Jun 8, 2010

Looking at your experience with new eyes?

In a recent blog, we explored the challenges of experience and how we can interpret experiences to advance our personal development.

Now, there is a little bit of caution here. Sometimes we interpret an experience so narrowlly that is not to our benefit. In other words, the story that we made for ourselves ends up diminishing ourselves and our lives rather than enhancing our understanding of ourselves and our world.

An example:

I know a woman who lived in a small town and decided to leave the town and her family to move across five states to find a good job in a big city.

Her family was important to her. She tried to stay in touch with the family members who lived more than 500 miles away, but it wasn’t easy to make that long drive on a regular basis, especially after children arrived and the travels became more complicated. She always was the one to visit and very few members of her family traveled to visit her.

She came to the conclusion that they didn’t care about her and that their lives and families were more important than her and her family. Many years passed, and her contact with them diminished to the bare minimum – exchanging cards at Christmas with barely a note inside, just the names.
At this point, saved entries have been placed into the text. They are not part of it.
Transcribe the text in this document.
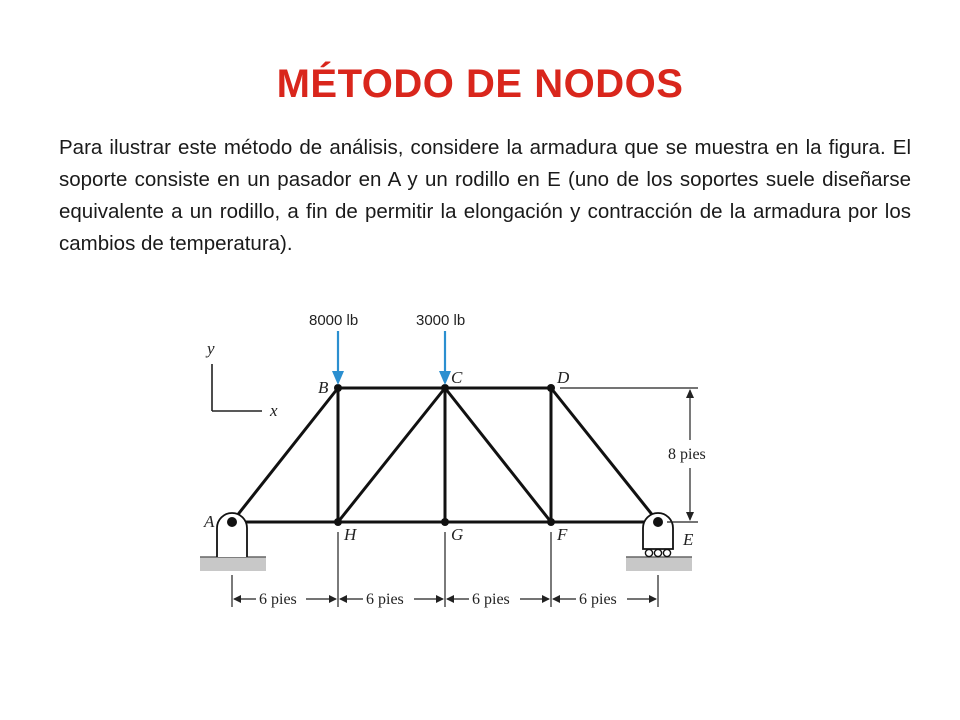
MÉTODO DE NODOS

Para ilustrar este método de análisis, considere la armadura que se muestra en la figura. El soporte consiste en un pasador en A y un rodillo en E (uno de los soportes suele diseñarse equivalente a un rodillo, a fin de permitir la elongación y contracción de la armadura por los cambios de temperatura).

y
x
A
B
C	D
E
F
G
H
8000 lb	3000 lb
8 pies
6 pies	6 pies	6 pies	6 pies
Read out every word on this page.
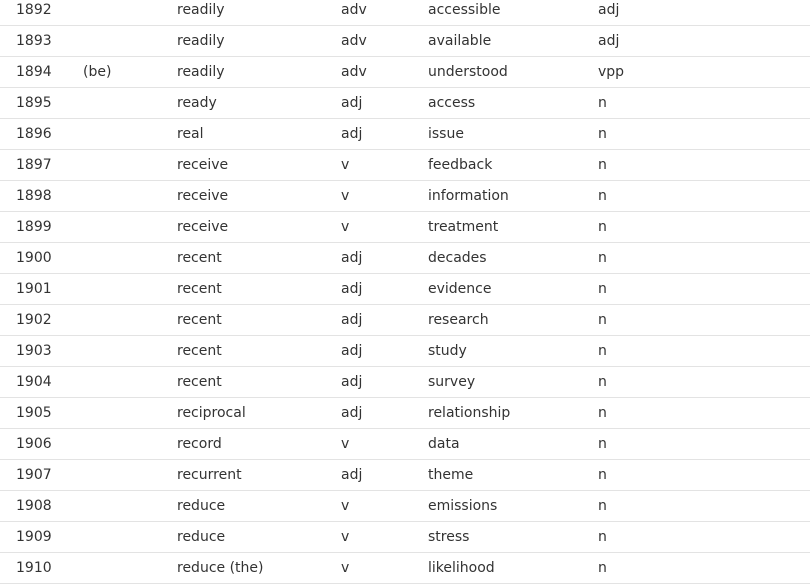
1892	readily	adv	accessible	adj
1893	readily	adv	available	adj
1894 (be)	readily	adv	understood	vpp
1895	ready	adj	access	n
1896	real	adj	issue	n
1897	receive	v	feedback	n
1898	receive	v	information	n
1899	receive	v	treatment	n
1900	recent	adj	decades	n
1901	recent	adj	evidence	n
1902	recent	adj	research	n
1903	recent	adj	study	n
1904	recent	adj	survey	n
1905	reciprocal	adj	relationship	n
1906	record	v	data	n
1907	recurrent	adj	theme	n
1908	reduce	v	emissions	n
1909	reduce	v	stress	n
1910	reduce (the)	v	likelihood	n
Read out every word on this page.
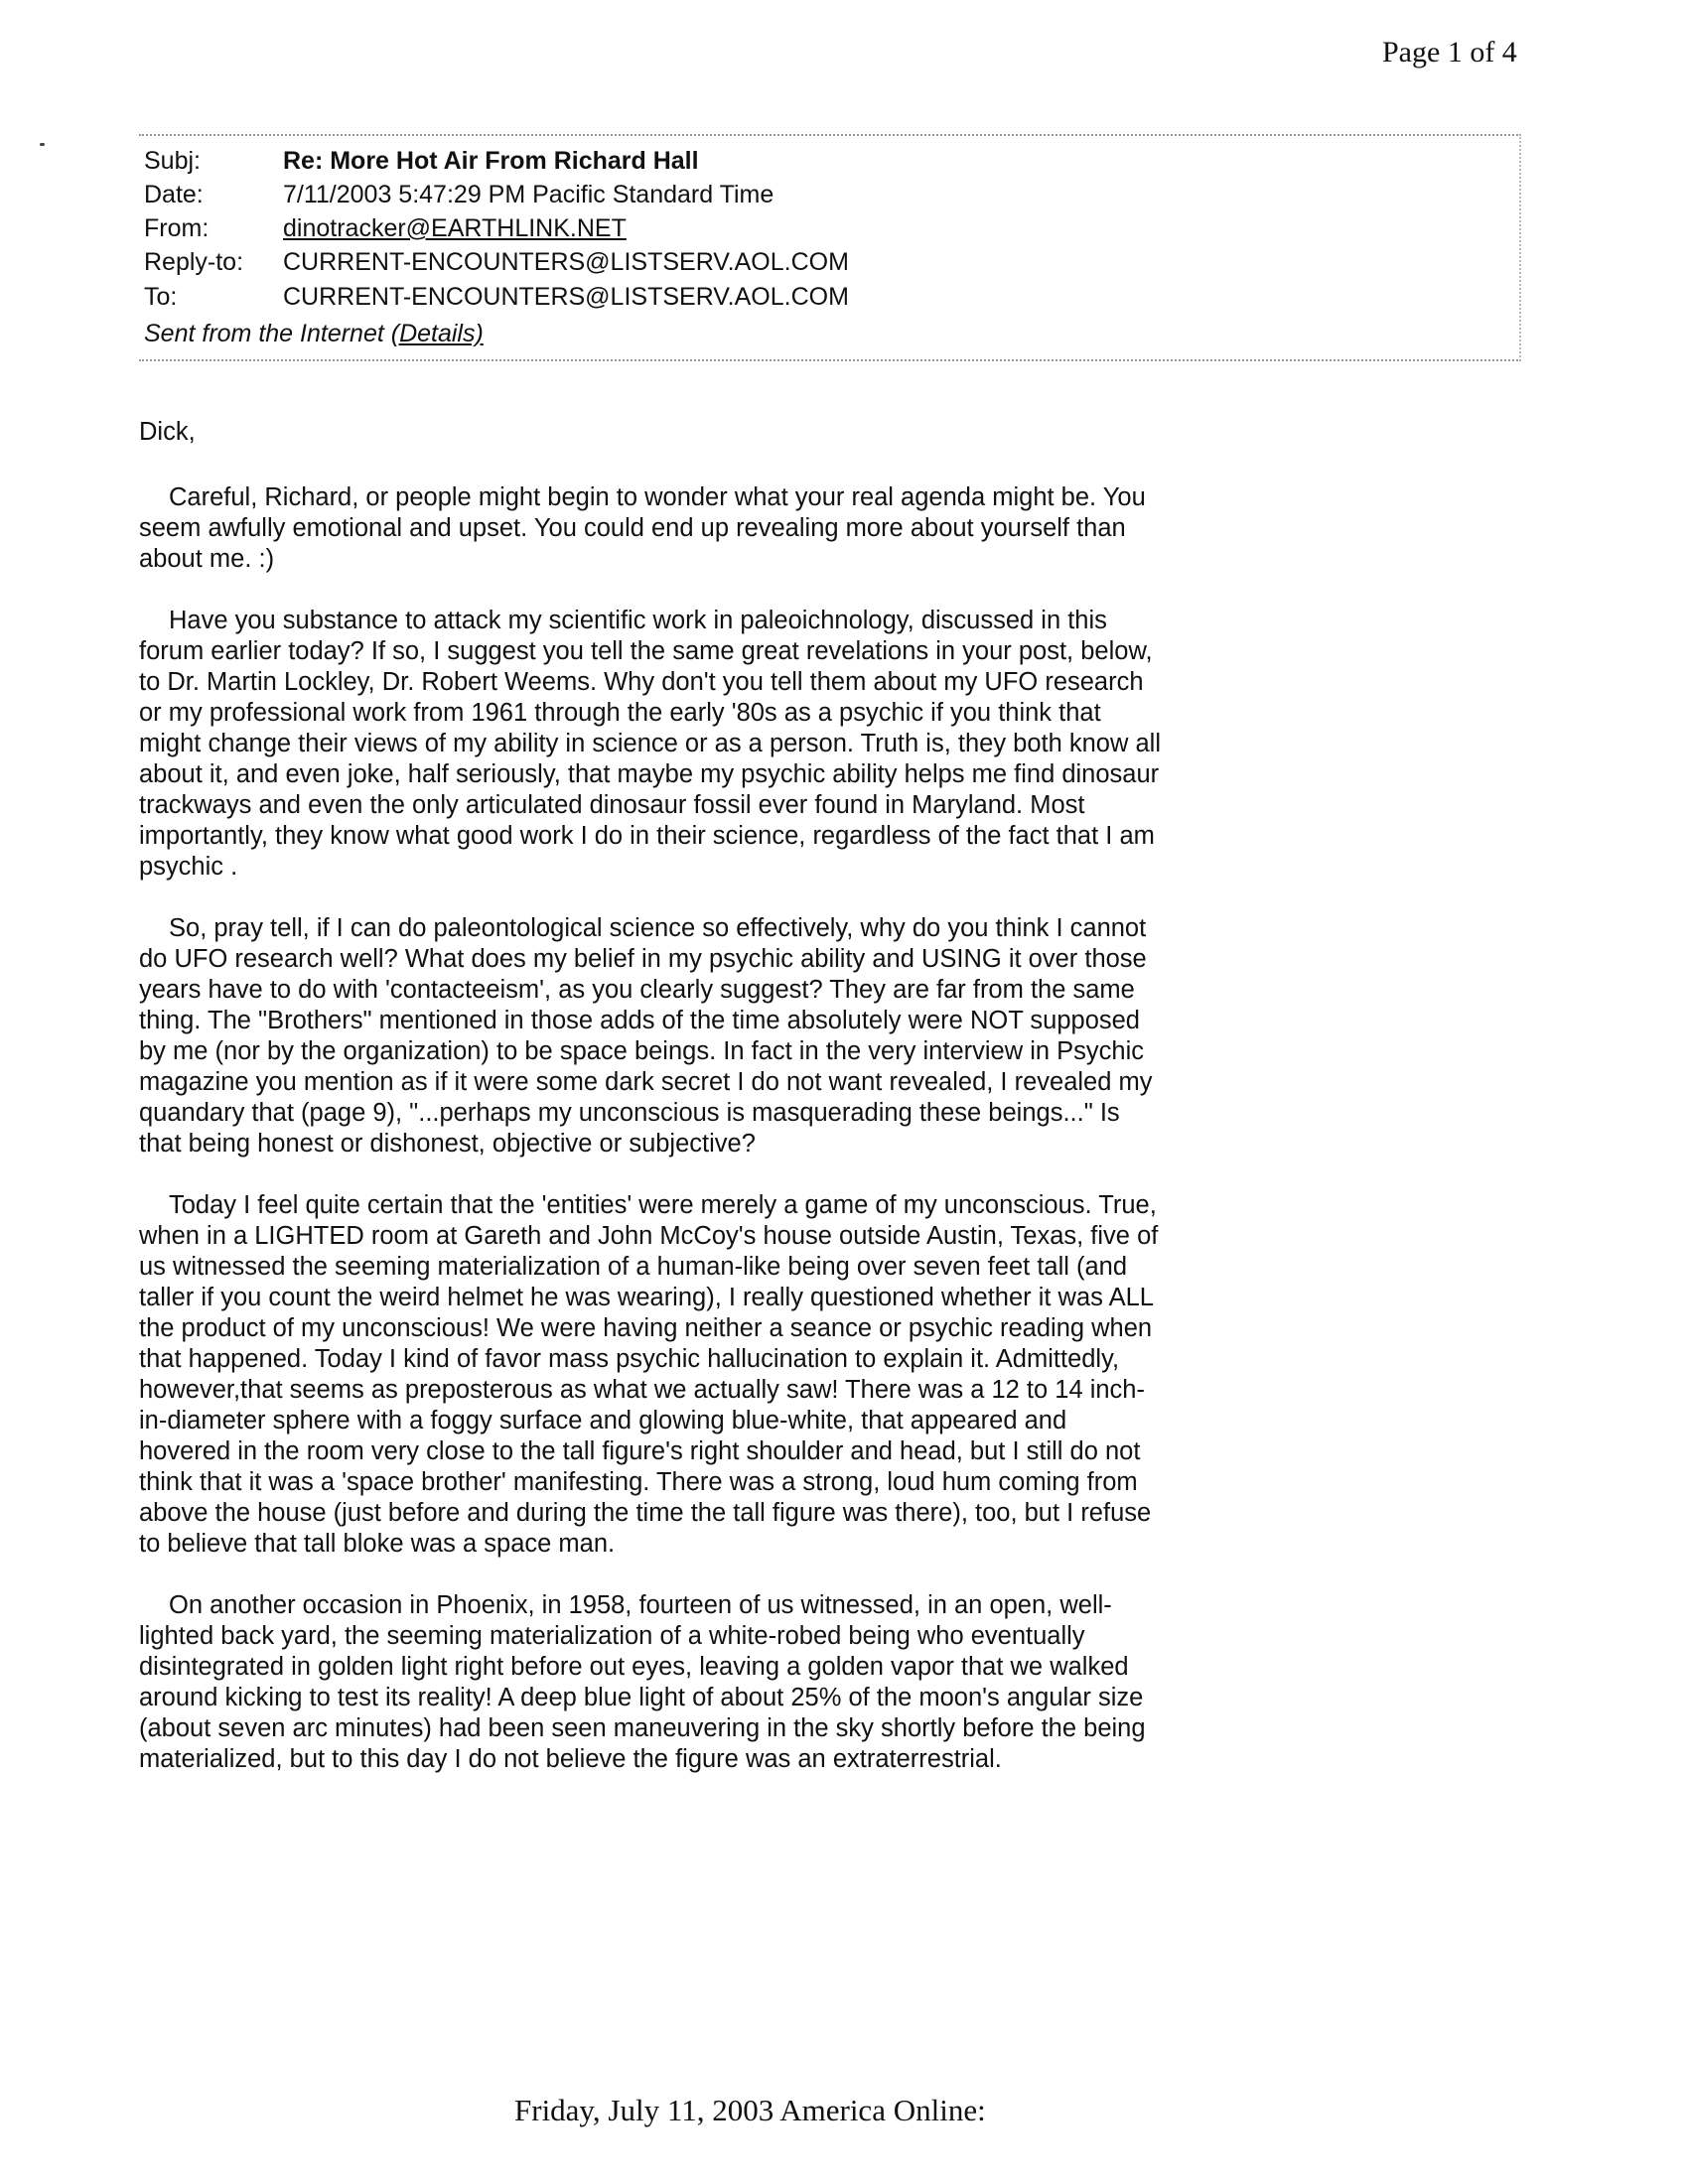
Page 1 of 4
Subj:	Re: More Hot Air From Richard Hall
Date:	7/11/2003 5:47:29 PM Pacific Standard Time
From:	dinotracker@EARTHLINK.NET
Reply-to: CURRENT-ENCOUNTERS@LISTSERV.AOL.COM
To:	CURRENT-ENCOUNTERS@LISTSERV.AOL.COM
Sent from the Internet (Details)

Dick,

Careful, Richard, or people might begin to wonder what your real agenda might be. You seem awfully emotional and upset. You could end up revealing more about yourself than about me. :)

Have you substance to attack my scientific work in paleoichnology, discussed in this forum earlier today? If so, I suggest you tell the same great revelations in your post, below, to Dr. Martin Lockley, Dr. Robert Weems. Why don't you tell them about my UFO research or my professional work from 1961 through the early '80s as a psychic if you think that might change their views of my ability in science or as a person. Truth is, they both know all about it, and even joke, half seriously, that maybe my psychic ability helps me find dinosaur trackways and even the only articulated dinosaur fossil ever found in Maryland. Most importantly, they know what good work I do in their science, regardless of the fact that I am psychic .

So, pray tell, if I can do paleontological science so effectively, why do you think I cannot do UFO research well? What does my belief in my psychic ability and USING it over those years have to do with 'contacteeism', as you clearly suggest? They are far from the same thing. The "Brothers" mentioned in those adds of the time absolutely were NOT supposed by me (nor by the organization) to be space beings. In fact in the very interview in Psychic magazine you mention as if it were some dark secret I do not want revealed, I revealed my quandary that (page 9), "...perhaps my unconscious is masquerading these beings..." Is that being honest or dishonest, objective or subjective?

Today I feel quite certain that the 'entities' were merely a game of my unconscious. True, when in a LIGHTED room at Gareth and John McCoy's house outside Austin, Texas, five of us witnessed the seeming materialization of a human-like being over seven feet tall (and taller if you count the weird helmet he was wearing), I really questioned whether it was ALL the product of my unconscious! We were having neither a seance or psychic reading when that happened. Today I kind of favor mass psychic hallucination to explain it. Admittedly, however,that seems as preposterous as what we actually saw! There was a 12 to 14 inch-in-diameter sphere with a foggy surface and glowing blue-white, that appeared and hovered in the room very close to the tall figure's right shoulder and head, but I still do not think that it was a 'space brother' manifesting. There was a strong, loud hum coming from above the house (just before and during the time the tall figure was there), too, but I refuse to believe that tall bloke was a space man.

On another occasion in Phoenix, in 1958, fourteen of us witnessed, in an open, well-lighted back yard, the seeming materialization of a white-robed being who eventually disintegrated in golden light right before out eyes, leaving a golden vapor that we walked around kicking to test its reality! A deep blue light of about 25% of the moon's angular size (about seven arc minutes) had been seen maneuvering in the sky shortly before the being materialized, but to this day I do not believe the figure was an extraterrestrial.

Friday, July 11, 2003 America Online:
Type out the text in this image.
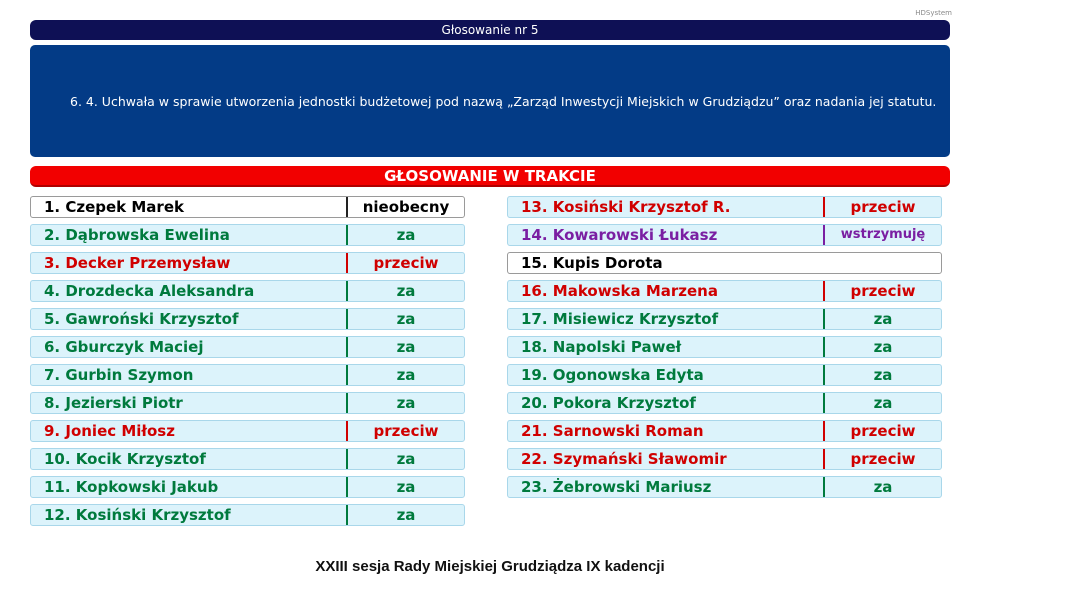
HDSystem
Głosowanie nr 5
6. 4. Uchwała w sprawie utworzenia jednostki budżetowej pod nazwą „Zarząd Inwestycji Miejskich w Grudziądzu” oraz nadania jej statutu.
GŁOSOWANIE W TRAKCIE
1. Czepek Marek	nieobecny
2. Dąbrowska Ewelina	za
3. Decker Przemysław	przeciw
4. Drozdecka Aleksandra	za
5. Gawroński Krzysztof	za
6. Gburczyk Maciej	za
7. Gurbin Szymon	za
8. Jezierski Piotr	za
9. Joniec Miłosz	przeciw
10. Kocik Krzysztof	za
11. Kopkowski Jakub	za
12. Kosiński Krzysztof	za
13. Kosiński Krzysztof R.	przeciw
14. Kowarowski Łukasz	wstrzymuję
15. Kupis Dorota
16. Makowska Marzena	przeciw
17. Misiewicz Krzysztof	za
18. Napolski Paweł	za
19. Ogonowska Edyta	za
20. Pokora Krzysztof	za
21. Sarnowski Roman	przeciw
22. Szymański Sławomir	przeciw
23. Żebrowski Mariusz	za
XXIII sesja Rady Miejskiej Grudziądza IX kadencji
But I saw a different conclusion, a different story. She was the adventurous one – the one who bravely left home and hearth for a new life in a strange town -- full of courage. The ones who were left behind were hardly adventurous at all. They preferred to play it safe and stay in their hometown, even though opportunities were very limited.

The truth is the woman loved her family members and missed them. Rather than “experiencing” the sadness and the yearning to connect more with her family, she quickly made up a story that they were self-centered and too interested in their own lives to pay attention to her.

What might happen if you look at one of your experiences with new eyes and a different way of thinking? Ho might you change?